God is our strong refuge;
He is truly our helper in times of trouble.
For this reason we do not fear when the earth shakes,
and the mountains tumble into the depths of the sea,
when its waves crash and foam,
and the mountains shake before the surging sea. (Selah)
Psalm 46:1-3
I used to read this verse growing up for comfort, but not really feeling a lot of comfort. I realized recently that I have a fear of being abandoned and apparently concentrated on the second part and ignoring the first line! I don’t think the abandonment is as much by people as by situations. Not that the people I love would abandon me, but circumstances would keep them from me.

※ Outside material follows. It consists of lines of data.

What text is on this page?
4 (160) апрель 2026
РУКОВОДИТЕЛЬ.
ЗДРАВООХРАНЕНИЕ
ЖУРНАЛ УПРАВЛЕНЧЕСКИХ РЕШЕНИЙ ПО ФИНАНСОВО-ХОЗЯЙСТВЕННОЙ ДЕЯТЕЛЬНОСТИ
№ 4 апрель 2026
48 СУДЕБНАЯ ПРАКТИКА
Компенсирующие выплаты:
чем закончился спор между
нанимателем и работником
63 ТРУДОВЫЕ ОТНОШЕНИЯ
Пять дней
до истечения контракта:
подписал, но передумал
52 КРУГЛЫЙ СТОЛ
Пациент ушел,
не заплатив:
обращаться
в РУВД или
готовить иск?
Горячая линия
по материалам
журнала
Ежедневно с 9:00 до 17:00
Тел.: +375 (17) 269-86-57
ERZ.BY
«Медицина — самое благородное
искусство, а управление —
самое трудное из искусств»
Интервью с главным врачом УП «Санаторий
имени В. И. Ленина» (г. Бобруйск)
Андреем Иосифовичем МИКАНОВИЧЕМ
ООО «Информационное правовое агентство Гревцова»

Not that God would abandon me, but that maybe I haven’t trusted His full power and authority. That He would let me fall. I recognized the problem last night that I’m actually afraid of the earth moving under my feet (not from Dave’s kisses!) and falling to nowhere secure. I asked God to give me peace and to somehow confirm to me that I can trust Him and not fear.

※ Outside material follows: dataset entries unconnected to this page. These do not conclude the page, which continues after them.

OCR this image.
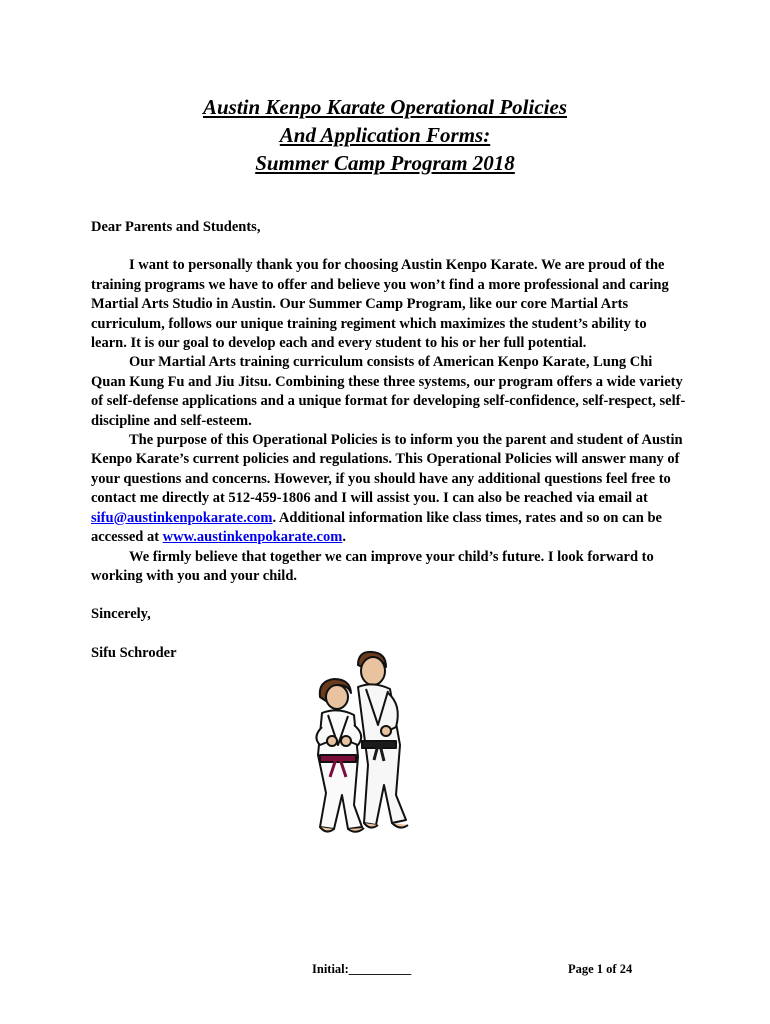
Austin Kenpo Karate Operational Policies
And Application Forms:
Summer Camp Program 2018

Dear Parents and Students,

I want to personally thank you for choosing Austin Kenpo Karate. We are proud of the training programs we have to offer and believe you won’t find a more professional and caring Martial Arts Studio in Austin. Our Summer Camp Program, like our core Martial Arts curriculum, follows our unique training regiment which maximizes the student’s ability to learn. It is our goal to develop each and every student to his or her full potential.

Our Martial Arts training curriculum consists of American Kenpo Karate, Lung Chi Quan Kung Fu and Jiu Jitsu. Combining these three systems, our program offers a wide variety of self-defense applications and a unique format for developing self-confidence, self-respect, self-discipline and self-esteem.

The purpose of this Operational Policies is to inform you the parent and student of Austin Kenpo Karate’s current policies and regulations. This Operational Policies will answer many of your questions and concerns. However, if you should have any additional questions feel free to contact me directly at 512-459-1806 and I will assist you. I can also be reached via email at sifu@austinkenpokarate.com. Additional information like class times, rates and so on can be accessed at www.austinkenpokarate.com.

We firmly believe that together we can improve your child’s future. I look forward to working with you and your child.

Sincerely,

Sifu Schroder

Initial:__________	Page 1 of 24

This morning in church we sang a song about God doing the moving of the mountains. God doing the mighty acts of nature to bring Himself glory—the glory that He deserves of course! All of a sudden I saw the answer to my fear so very clearly. If God’s making it happen, He will one way or another take care of me and my loved ones and it will indeed be to His glory. I found the peace I sought and joy on top of that! (God always gives extra, you know.) It’s incredible to me that God gave me my assurance the next day. Unfortunately I prayed more of a wish than really believing God would give it so soon. I have a habit of assuming it will take a while and I’ll stumble on my own onto the answer or something I can grasp and hope that’s my answer. But God very gently gave it to me with the first song and so clearly. The second song echoed the same message. God is sovereign, God cares for me, God will be faithful and take care of me. He also sweetly showed me I can count on Him for answers. They may not always come right away, but they can and certainly did in this case. Regardless of when the answers come, the answers are as faithful as their Master and do come when needed most. Wonder how many I’ve overlooked by assuming they would be vague answers? Or worse yet, not really expecting them at all?

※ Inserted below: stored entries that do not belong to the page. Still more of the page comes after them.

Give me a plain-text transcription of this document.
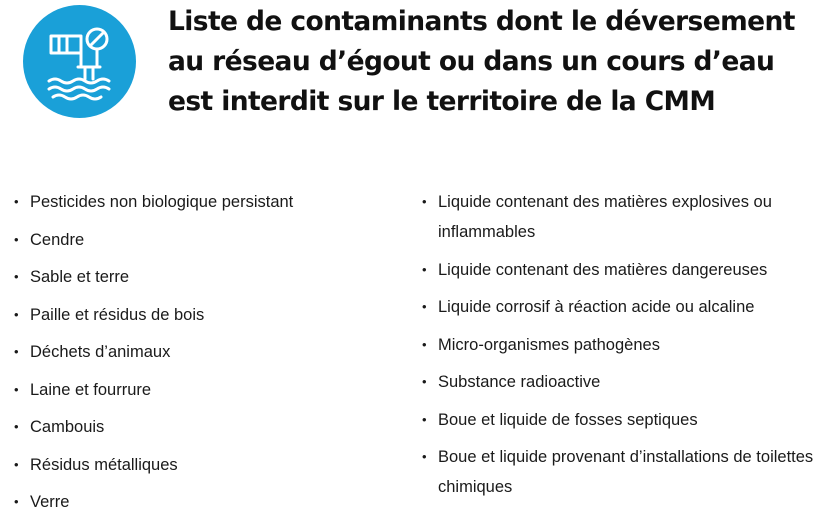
Liste de contaminants dont le déversement au réseau d’égout ou dans un cours d’eau est interdit sur le territoire de la CMM
• Pesticides non biologique persistant
• Cendre
• Sable et terre
• Paille et résidus de bois
• Déchets d’animaux
• Laine et fourrure
• Cambouis
• Résidus métalliques
• Verre
• Liquide contenant des matières explosives ou inflammables
• Liquide contenant des matières dangereuses
• Liquide corrosif à réaction acide ou alcaline
• Micro-organismes pathogènes
• Substance radioactive
• Boue et liquide de fosses septiques
• Boue et liquide provenant d’installations de toilettes chimiques
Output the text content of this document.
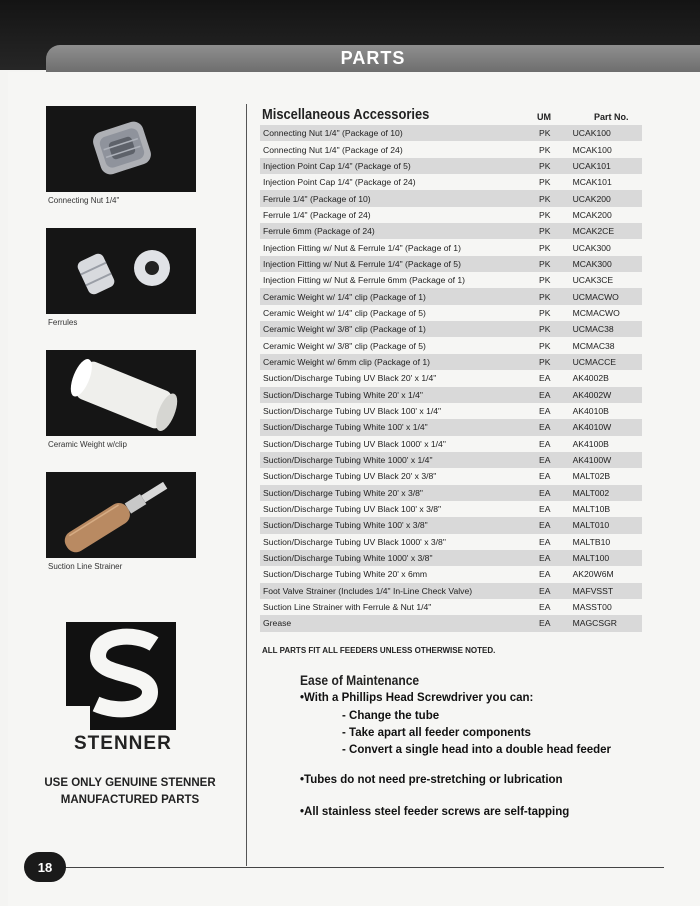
PARTS
Connecting Nut 1/4"
Ferrules
Ceramic Weight w/clip
Suction Line Strainer
STENNER
USE ONLY GENUINE STENNER
MANUFACTURED PARTS
Miscellaneous Accessories	UM	Part No.
Connecting Nut 1/4" (Package of 10)	PK	UCAK100
Connecting Nut 1/4" (Package of 24)	PK	MCAK100
Injection Point Cap 1/4" (Package of 5)	PK	UCAK101
Injection Point Cap 1/4" (Package of 24)	PK	MCAK101
Ferrule 1/4" (Package of 10)	PK	UCAK200
Ferrule 1/4" (Package of 24)	PK	MCAK200
Ferrule 6mm (Package of 24)	PK	MCAK2CE
Injection Fitting w/ Nut & Ferrule 1/4" (Package of 1)	PK	UCAK300
Injection Fitting w/ Nut & Ferrule 1/4" (Package of 5)	PK	MCAK300
Injection Fitting w/ Nut & Ferrule 6mm (Package of 1)	PK	UCAK3CE
Ceramic Weight w/ 1/4" clip (Package of 1)	PK	UCMACWO
Ceramic Weight w/ 1/4" clip (Package of 5)	PK	MCMACWO
Ceramic Weight w/ 3/8" clip (Package of 1)	PK	UCMAC38
Ceramic Weight w/ 3/8" clip (Package of 5)	PK	MCMAC38
Ceramic Weight w/ 6mm clip (Package of 1)	PK	UCMACCE
Suction/Discharge Tubing UV Black 20' x 1/4"	EA	AK4002B
Suction/Discharge Tubing White 20' x 1/4"	EA	AK4002W
Suction/Discharge Tubing UV Black 100' x 1/4"	EA	AK4010B
Suction/Discharge Tubing White 100' x 1/4"	EA	AK4010W
Suction/Discharge Tubing UV Black 1000' x 1/4"	EA	AK4100B
Suction/Discharge Tubing White 1000' x 1/4"	EA	AK4100W
Suction/Discharge Tubing UV Black 20' x 3/8"	EA	MALT02B
Suction/Discharge Tubing White 20' x 3/8"	EA	MALT002
Suction/Discharge Tubing UV Black 100' x 3/8"	EA	MALT10B
Suction/Discharge Tubing White 100' x 3/8"	EA	MALT010
Suction/Discharge Tubing UV Black 1000' x 3/8"	EA	MALTB10
Suction/Discharge Tubing White 1000' x 3/8"	EA	MALT100
Suction/Discharge Tubing White 20' x 6mm	EA	AK20W6M
Foot Valve Strainer (Includes 1/4" In-Line Check Valve)	EA	MAFVSST
Suction Line Strainer with Ferrule & Nut 1/4"	EA	MASST00
Grease	EA	MAGCSGR
ALL PARTS FIT ALL FEEDERS UNLESS OTHERWISE NOTED.
Ease of Maintenance
•With a Phillips Head Screwdriver you can:
- Change the tube
- Take apart all feeder components
- Convert a single head into a double head feeder
•Tubes do not need pre-stretching or lubrication
•All stainless steel feeder screws are self-tapping
18
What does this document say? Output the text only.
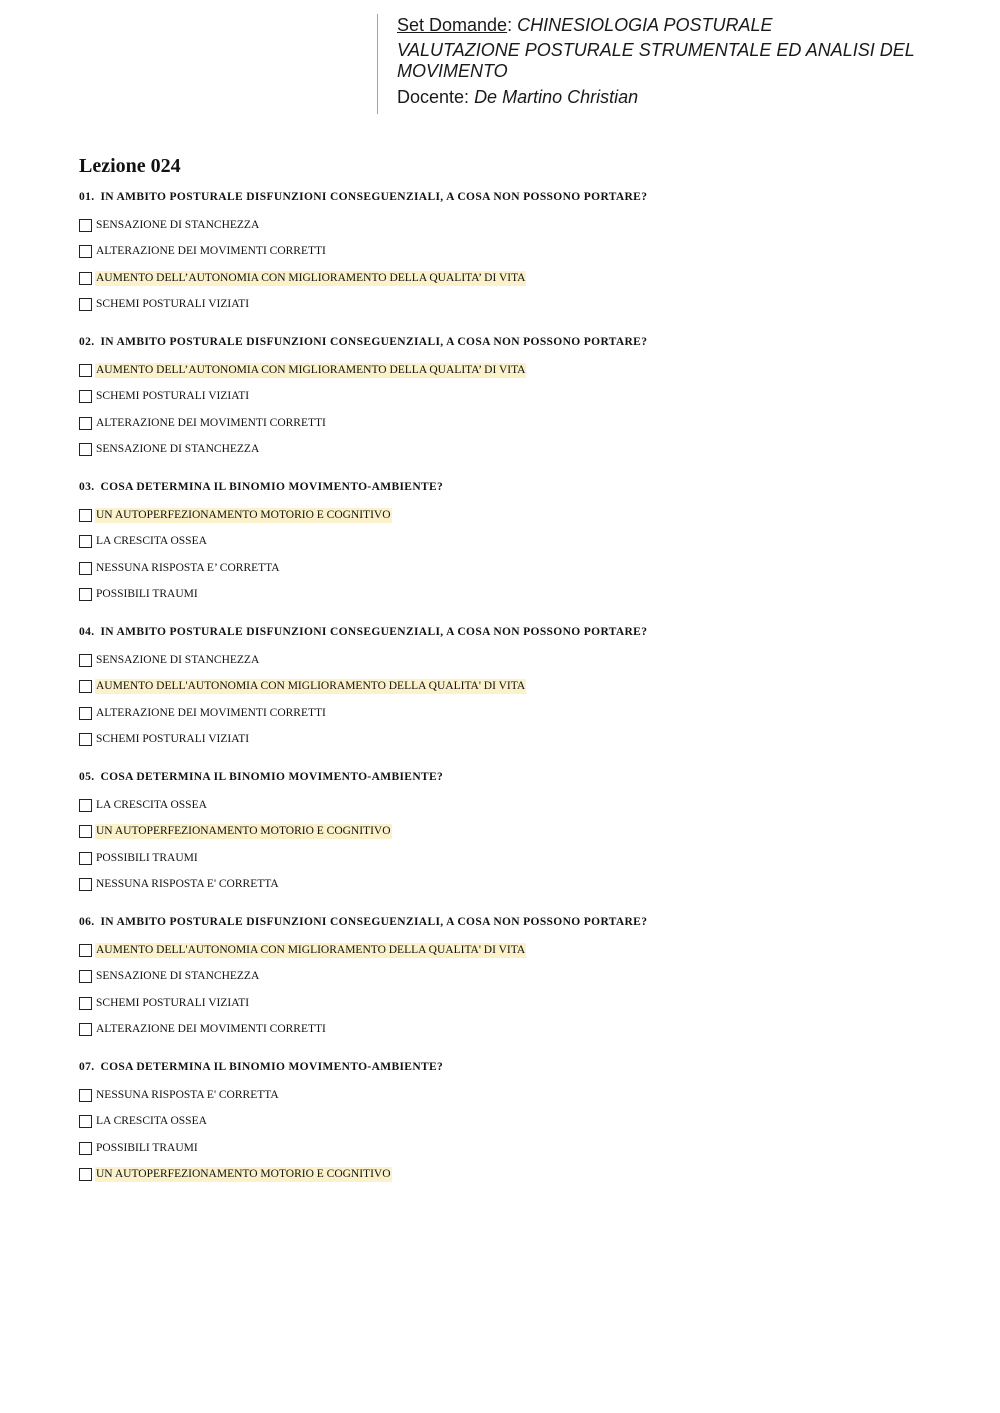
Set Domande: CHINESIOLOGIA POSTURALE
VALUTAZIONE POSTURALE STRUMENTALE ED ANALISI DEL MOVIMENTO

Docente: De Martino Christian

Lezione 024

01. IN AMBITO POSTURALE DISFUNZIONI CONSEGUENZIALI, A COSA NON POSSONO PORTARE?

SENSAZIONE DI STANCHEZZA
ALTERAZIONE DEI MOVIMENTI CORRETTI
AUMENTO DELL’AUTONOMIA CON MIGLIORAMENTO DELLA QUALITA’ DI VITA
SCHEMI POSTURALI VIZIATI

02. IN AMBITO POSTURALE DISFUNZIONI CONSEGUENZIALI, A COSA NON POSSONO PORTARE?

AUMENTO DELL’AUTONOMIA CON MIGLIORAMENTO DELLA QUALITA’ DI VITA
SCHEMI POSTURALI VIZIATI
ALTERAZIONE DEI MOVIMENTI CORRETTI
SENSAZIONE DI STANCHEZZA

03. COSA DETERMINA IL BINOMIO MOVIMENTO-AMBIENTE?

UN AUTOPERFEZIONAMENTO MOTORIO E COGNITIVO
LA CRESCITA OSSEA
NESSUNA RISPOSTA E’ CORRETTA
POSSIBILI TRAUMI

04. IN AMBITO POSTURALE DISFUNZIONI CONSEGUENZIALI, A COSA NON POSSONO PORTARE?

SENSAZIONE DI STANCHEZZA
AUMENTO DELL'AUTONOMIA CON MIGLIORAMENTO DELLA QUALITA' DI VITA
ALTERAZIONE DEI MOVIMENTI CORRETTI
SCHEMI POSTURALI VIZIATI

05. COSA DETERMINA IL BINOMIO MOVIMENTO-AMBIENTE?

LA CRESCITA OSSEA
UN AUTOPERFEZIONAMENTO MOTORIO E COGNITIVO
POSSIBILI TRAUMI
NESSUNA RISPOSTA E' CORRETTA

06. IN AMBITO POSTURALE DISFUNZIONI CONSEGUENZIALI, A COSA NON POSSONO PORTARE?

AUMENTO DELL'AUTONOMIA CON MIGLIORAMENTO DELLA QUALITA' DI VITA
SENSAZIONE DI STANCHEZZA
SCHEMI POSTURALI VIZIATI
ALTERAZIONE DEI MOVIMENTI CORRETTI

07. COSA DETERMINA IL BINOMIO MOVIMENTO-AMBIENTE?

NESSUNA RISPOSTA E' CORRETTA
LA CRESCITA OSSEA
POSSIBILI TRAUMI
UN AUTOPERFEZIONAMENTO MOTORIO E COGNITIVO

I also learned that when I learn the ugliness of my heart, I see the beauty of God’s heart. I always thought it was the other way around, which is also true. As we meditate on God’s goodness, we realize our lack of it. But today God showed me where I had been wrong and His truth in that order. It was a great comfort to accept my lack of faith that way. To see yourself doubting God in a way you didn’t think you were is very piercing to the soul. How can I doubt my God? I thought I was past all that. But God’s comfort came right away and it was by showing me the area I hadn’t been believing Him by showing me how far His sovereignty really reaches.
I can rest and rest in joy. May you know the beauty and security of God’s sovereignty and love too!